Anco Marzio (a. 640-616.) anno numero 114 dalla Fondazione di Roma

Anco Marzio, da “Promptuarii Iconum Insigniorum“, Guillaume Rouille, 1553

Fatevi coraggio! Anco Marzio è un re un po’ noioso, come Numa Pompilio (ma almeno quello aveva una piccante e chiacchierata relazione con una ninfa sempre giovane e bella), quindi non c’è un gran che da raccontare anche su di lui.
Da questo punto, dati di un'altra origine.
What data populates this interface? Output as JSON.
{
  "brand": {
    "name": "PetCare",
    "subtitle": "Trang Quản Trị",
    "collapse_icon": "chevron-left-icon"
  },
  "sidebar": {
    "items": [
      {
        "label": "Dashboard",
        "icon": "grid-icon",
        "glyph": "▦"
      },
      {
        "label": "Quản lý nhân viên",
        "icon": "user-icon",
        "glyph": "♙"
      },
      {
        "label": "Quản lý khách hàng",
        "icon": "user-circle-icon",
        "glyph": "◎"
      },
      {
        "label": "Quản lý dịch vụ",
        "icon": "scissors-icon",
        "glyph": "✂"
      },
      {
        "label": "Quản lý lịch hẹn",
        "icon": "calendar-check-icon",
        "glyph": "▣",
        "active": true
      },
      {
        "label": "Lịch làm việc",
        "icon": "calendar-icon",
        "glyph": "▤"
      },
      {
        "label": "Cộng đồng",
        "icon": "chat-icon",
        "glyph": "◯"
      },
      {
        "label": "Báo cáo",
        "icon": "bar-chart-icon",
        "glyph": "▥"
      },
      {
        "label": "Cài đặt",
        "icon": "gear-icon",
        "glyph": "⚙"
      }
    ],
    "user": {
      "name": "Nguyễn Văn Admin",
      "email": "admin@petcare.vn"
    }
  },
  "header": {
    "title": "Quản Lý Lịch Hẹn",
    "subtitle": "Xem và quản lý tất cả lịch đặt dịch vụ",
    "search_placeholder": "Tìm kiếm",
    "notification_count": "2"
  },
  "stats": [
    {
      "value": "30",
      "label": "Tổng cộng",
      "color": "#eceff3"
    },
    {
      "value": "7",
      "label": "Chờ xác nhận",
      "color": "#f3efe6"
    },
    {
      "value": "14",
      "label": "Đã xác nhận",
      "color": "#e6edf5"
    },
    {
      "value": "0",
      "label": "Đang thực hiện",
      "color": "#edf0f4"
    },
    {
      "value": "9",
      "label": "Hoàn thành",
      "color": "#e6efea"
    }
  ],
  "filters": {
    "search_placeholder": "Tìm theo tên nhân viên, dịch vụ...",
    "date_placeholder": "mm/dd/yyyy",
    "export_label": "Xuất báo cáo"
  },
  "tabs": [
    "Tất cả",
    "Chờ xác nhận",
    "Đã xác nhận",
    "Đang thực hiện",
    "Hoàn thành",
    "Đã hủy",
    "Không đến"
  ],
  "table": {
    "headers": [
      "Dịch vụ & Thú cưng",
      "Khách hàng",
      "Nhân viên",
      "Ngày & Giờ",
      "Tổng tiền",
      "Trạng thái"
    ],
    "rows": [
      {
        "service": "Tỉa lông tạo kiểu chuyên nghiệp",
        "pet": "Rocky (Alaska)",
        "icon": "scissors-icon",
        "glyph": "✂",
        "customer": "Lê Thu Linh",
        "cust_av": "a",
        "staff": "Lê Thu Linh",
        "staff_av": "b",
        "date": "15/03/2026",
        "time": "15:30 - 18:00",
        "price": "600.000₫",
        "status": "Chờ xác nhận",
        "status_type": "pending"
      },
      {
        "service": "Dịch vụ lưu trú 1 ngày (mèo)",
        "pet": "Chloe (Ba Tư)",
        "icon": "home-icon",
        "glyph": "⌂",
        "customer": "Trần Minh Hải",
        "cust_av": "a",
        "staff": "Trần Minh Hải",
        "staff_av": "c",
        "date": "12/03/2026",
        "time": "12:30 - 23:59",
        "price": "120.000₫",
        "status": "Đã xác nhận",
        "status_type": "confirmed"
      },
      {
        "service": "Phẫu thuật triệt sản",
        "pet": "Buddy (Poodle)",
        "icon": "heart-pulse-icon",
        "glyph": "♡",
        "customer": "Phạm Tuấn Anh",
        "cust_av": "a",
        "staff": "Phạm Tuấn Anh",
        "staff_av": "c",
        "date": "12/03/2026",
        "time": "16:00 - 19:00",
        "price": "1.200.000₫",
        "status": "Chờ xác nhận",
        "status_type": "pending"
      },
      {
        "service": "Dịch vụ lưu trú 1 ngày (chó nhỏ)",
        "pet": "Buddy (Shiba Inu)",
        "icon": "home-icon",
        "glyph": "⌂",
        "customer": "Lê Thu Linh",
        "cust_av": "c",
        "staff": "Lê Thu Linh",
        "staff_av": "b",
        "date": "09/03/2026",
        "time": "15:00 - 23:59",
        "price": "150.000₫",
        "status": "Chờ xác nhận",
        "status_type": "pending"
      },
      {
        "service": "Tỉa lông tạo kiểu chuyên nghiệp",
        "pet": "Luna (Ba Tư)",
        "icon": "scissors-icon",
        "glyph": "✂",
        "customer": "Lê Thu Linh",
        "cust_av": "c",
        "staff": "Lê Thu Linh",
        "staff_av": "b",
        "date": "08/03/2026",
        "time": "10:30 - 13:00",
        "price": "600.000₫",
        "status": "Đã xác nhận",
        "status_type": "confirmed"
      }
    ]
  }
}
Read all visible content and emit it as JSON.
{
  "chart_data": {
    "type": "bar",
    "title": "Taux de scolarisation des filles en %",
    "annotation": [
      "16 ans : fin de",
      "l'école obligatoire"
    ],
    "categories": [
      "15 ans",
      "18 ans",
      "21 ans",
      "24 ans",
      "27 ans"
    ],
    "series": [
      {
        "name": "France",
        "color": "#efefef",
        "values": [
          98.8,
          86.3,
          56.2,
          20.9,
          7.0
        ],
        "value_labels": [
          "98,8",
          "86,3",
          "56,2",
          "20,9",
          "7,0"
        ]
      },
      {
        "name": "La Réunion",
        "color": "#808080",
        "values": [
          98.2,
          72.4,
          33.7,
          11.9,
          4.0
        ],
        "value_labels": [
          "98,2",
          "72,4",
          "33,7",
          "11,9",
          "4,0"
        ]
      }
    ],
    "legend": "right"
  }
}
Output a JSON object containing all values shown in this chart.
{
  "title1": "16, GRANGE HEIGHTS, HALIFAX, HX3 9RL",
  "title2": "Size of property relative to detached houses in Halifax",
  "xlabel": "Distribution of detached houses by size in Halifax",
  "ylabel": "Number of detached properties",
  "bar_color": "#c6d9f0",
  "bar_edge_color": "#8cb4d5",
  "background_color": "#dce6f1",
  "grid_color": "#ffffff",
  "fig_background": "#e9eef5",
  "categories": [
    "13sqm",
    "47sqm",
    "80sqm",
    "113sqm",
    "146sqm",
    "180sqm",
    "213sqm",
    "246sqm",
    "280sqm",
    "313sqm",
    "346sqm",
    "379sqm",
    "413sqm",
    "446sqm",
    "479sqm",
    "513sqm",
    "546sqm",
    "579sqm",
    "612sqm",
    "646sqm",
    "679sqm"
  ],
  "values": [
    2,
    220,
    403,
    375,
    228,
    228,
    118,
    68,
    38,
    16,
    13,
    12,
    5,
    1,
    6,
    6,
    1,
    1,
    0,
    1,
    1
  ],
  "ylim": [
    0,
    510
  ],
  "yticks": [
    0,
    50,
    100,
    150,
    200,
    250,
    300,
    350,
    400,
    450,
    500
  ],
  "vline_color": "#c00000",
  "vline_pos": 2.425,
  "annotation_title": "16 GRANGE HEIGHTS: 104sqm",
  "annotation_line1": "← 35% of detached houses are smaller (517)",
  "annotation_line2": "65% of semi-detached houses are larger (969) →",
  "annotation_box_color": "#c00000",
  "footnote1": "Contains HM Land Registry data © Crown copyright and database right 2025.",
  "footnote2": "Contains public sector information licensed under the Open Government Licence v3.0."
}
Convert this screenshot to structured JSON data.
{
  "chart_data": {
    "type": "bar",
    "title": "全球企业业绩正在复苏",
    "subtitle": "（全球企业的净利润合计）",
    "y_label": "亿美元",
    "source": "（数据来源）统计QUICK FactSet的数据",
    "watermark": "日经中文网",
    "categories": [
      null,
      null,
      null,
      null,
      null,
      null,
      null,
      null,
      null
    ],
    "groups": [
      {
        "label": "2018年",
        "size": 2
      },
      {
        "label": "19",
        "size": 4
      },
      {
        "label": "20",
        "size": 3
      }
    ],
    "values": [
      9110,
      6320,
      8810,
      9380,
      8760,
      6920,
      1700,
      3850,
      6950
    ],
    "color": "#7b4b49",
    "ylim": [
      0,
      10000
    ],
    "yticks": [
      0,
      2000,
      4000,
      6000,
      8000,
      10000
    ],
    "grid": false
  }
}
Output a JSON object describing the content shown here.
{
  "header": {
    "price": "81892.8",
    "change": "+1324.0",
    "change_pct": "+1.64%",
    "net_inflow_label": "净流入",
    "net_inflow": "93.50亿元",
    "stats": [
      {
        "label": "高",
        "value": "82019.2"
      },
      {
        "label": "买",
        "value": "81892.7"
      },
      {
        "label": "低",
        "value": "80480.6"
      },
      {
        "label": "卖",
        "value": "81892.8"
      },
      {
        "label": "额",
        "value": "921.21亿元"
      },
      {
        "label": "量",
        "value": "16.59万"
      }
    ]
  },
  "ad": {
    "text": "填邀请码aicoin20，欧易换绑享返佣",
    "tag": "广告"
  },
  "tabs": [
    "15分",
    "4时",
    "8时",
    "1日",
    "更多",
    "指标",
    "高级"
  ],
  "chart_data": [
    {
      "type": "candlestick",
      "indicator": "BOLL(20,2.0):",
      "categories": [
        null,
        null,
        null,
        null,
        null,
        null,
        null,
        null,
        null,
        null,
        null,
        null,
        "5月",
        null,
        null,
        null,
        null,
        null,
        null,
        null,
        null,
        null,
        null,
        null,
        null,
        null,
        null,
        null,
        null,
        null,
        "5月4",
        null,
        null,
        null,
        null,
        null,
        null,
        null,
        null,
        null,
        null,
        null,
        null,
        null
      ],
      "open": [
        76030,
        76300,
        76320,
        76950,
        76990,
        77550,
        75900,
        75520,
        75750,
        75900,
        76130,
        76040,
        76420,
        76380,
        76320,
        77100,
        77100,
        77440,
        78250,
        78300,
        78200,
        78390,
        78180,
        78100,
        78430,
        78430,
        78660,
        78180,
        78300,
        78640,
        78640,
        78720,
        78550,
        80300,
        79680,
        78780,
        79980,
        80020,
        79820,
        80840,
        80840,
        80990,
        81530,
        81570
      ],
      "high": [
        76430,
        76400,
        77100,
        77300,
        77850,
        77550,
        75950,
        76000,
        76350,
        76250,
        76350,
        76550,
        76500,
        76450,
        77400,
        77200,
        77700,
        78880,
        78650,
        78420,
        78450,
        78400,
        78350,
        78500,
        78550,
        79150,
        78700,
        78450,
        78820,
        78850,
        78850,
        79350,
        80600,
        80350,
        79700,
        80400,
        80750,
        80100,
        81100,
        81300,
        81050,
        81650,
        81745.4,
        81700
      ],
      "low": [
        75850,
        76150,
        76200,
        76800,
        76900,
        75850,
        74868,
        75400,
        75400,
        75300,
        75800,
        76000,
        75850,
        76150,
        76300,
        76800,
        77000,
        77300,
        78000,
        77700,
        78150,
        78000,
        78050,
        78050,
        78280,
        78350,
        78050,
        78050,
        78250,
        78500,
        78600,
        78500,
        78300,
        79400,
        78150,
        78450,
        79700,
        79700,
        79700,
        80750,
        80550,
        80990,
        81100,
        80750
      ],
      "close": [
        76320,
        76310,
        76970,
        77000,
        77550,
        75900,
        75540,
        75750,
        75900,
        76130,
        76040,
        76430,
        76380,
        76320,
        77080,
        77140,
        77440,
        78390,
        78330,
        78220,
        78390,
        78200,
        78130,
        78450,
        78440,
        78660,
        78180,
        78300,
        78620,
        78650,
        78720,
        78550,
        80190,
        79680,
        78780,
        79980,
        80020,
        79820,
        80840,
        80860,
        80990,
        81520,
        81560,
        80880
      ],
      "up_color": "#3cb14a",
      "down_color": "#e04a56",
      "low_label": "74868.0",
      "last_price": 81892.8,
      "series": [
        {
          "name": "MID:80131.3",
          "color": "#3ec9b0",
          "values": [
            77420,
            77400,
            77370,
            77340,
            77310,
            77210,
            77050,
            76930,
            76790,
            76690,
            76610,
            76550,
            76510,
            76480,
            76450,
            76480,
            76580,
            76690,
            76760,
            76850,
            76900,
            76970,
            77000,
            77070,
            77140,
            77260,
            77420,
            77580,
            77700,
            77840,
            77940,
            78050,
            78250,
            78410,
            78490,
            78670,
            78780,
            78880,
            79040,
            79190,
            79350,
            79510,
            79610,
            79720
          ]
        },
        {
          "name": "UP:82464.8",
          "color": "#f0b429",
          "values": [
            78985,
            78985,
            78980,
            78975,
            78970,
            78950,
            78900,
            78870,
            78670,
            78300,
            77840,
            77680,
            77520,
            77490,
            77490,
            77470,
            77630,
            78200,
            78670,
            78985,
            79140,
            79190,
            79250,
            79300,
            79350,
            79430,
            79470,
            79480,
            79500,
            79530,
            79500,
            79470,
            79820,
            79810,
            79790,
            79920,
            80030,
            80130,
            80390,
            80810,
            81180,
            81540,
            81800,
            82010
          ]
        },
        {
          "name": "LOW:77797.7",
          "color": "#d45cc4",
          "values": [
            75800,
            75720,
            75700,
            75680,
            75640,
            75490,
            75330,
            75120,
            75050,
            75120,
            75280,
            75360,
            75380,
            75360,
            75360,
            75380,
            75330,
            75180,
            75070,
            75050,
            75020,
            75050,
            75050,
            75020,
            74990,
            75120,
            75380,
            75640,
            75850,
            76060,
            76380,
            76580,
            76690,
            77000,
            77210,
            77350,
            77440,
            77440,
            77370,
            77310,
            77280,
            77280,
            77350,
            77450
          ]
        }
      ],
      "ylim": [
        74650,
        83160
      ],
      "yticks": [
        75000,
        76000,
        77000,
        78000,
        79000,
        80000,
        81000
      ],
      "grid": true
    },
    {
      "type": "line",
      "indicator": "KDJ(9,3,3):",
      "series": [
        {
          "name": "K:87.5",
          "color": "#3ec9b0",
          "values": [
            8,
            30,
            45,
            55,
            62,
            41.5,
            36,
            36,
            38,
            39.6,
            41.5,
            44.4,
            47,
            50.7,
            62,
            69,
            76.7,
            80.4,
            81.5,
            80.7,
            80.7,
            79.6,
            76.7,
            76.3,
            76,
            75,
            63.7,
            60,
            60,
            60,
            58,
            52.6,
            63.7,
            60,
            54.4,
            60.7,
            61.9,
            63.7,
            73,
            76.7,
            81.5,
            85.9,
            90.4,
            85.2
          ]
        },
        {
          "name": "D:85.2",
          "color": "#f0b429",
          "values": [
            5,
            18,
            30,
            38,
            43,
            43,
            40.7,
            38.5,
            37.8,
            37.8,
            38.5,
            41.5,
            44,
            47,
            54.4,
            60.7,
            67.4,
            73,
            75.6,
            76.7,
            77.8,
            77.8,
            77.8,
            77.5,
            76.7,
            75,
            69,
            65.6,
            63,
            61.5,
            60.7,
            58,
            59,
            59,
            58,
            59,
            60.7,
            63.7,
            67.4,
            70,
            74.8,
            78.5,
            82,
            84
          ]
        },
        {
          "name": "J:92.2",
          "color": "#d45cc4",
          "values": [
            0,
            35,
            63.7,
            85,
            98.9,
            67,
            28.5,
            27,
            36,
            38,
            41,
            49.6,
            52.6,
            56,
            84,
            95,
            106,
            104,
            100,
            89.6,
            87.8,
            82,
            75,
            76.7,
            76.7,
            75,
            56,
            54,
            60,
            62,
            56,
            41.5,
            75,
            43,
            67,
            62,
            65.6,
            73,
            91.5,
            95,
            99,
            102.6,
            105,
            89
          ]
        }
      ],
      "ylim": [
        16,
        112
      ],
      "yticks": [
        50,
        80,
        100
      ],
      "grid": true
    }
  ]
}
Dopo un nuovo interregno, come nei avvicendamenti precedenti, Anco Marzio, appunto, nipote di Numa e al pari di lui pacifico e pio, fu eletto Re dal popolo, scelta ratificata poi dal Senato che poi la confermò. Poiché questo monarca discendeva da Numa, sembrava volesse calcare le orme del suo illustre antenato e predecessore. Egli istituì delle cerimonie sacre le quali dovevano precedere le dichiarazioni di guerra, ma nel medesimo tempo incoraggiò i suoi sudditi a darsi all’agricoltura e a metter da parte tutti gli ardori guerrieri che non fossero utili. Le potenze vicine guardarono a queste istituzioni e a questi regolamenti, interpretandoli più come prove di viltà che come dimostrazioni di coraggio. I Latini incominciarono dunque a fare delle scorrerie sopra il territorio di Roma, tentando di rifarsi delle perdite patite nelle guerre recenti, e togliersi di dosso la sudditanza da Roma.

Ma il loro successo fu effimero come la loro speranza: Anco vinse i Latini e distrusse le loro città, trasferendone la popolazione sul colle Aventino, ad aumentare la crescita demografica di Roma. Pacificò l’insurrezione dei Veienti dei Fidenati e dei Volsci ed ottenne un secondo trionfo sopra i Sabini. Ma le sue vittorie contro i nemici non erano paragonabili alla sua accorta gestione della politica interna. Edificò templi, fabbricati, città fortificate e una prigione per rinchiudere i malfattori (il Carcer Tullianum o Carcere Mamertino).

Ostia

Ostia

Le felici imprese di Anco portarono la signoria romana sull’una e sull’altra sponda del basso Tevere in fino al mare, dove alle foci del fiume fu stabilita la prima colonia romana, Ostia (plurale di Ostium, foce) e dove fu costruito il porto omonimo, all’imboccatura del fiume, per assicurare ai suoi sudditi il commercio attraverso di esso e nelle zone delle vicine paludi pontine. A lui si dovrebbe la costruzione della via Ostiense, dove per primo organizzò le saline 

Anco rinforzò anche il lato di Roma che dava sulla riva destra del Tevere, fortificando il colle Gianicolo e l’Aventino.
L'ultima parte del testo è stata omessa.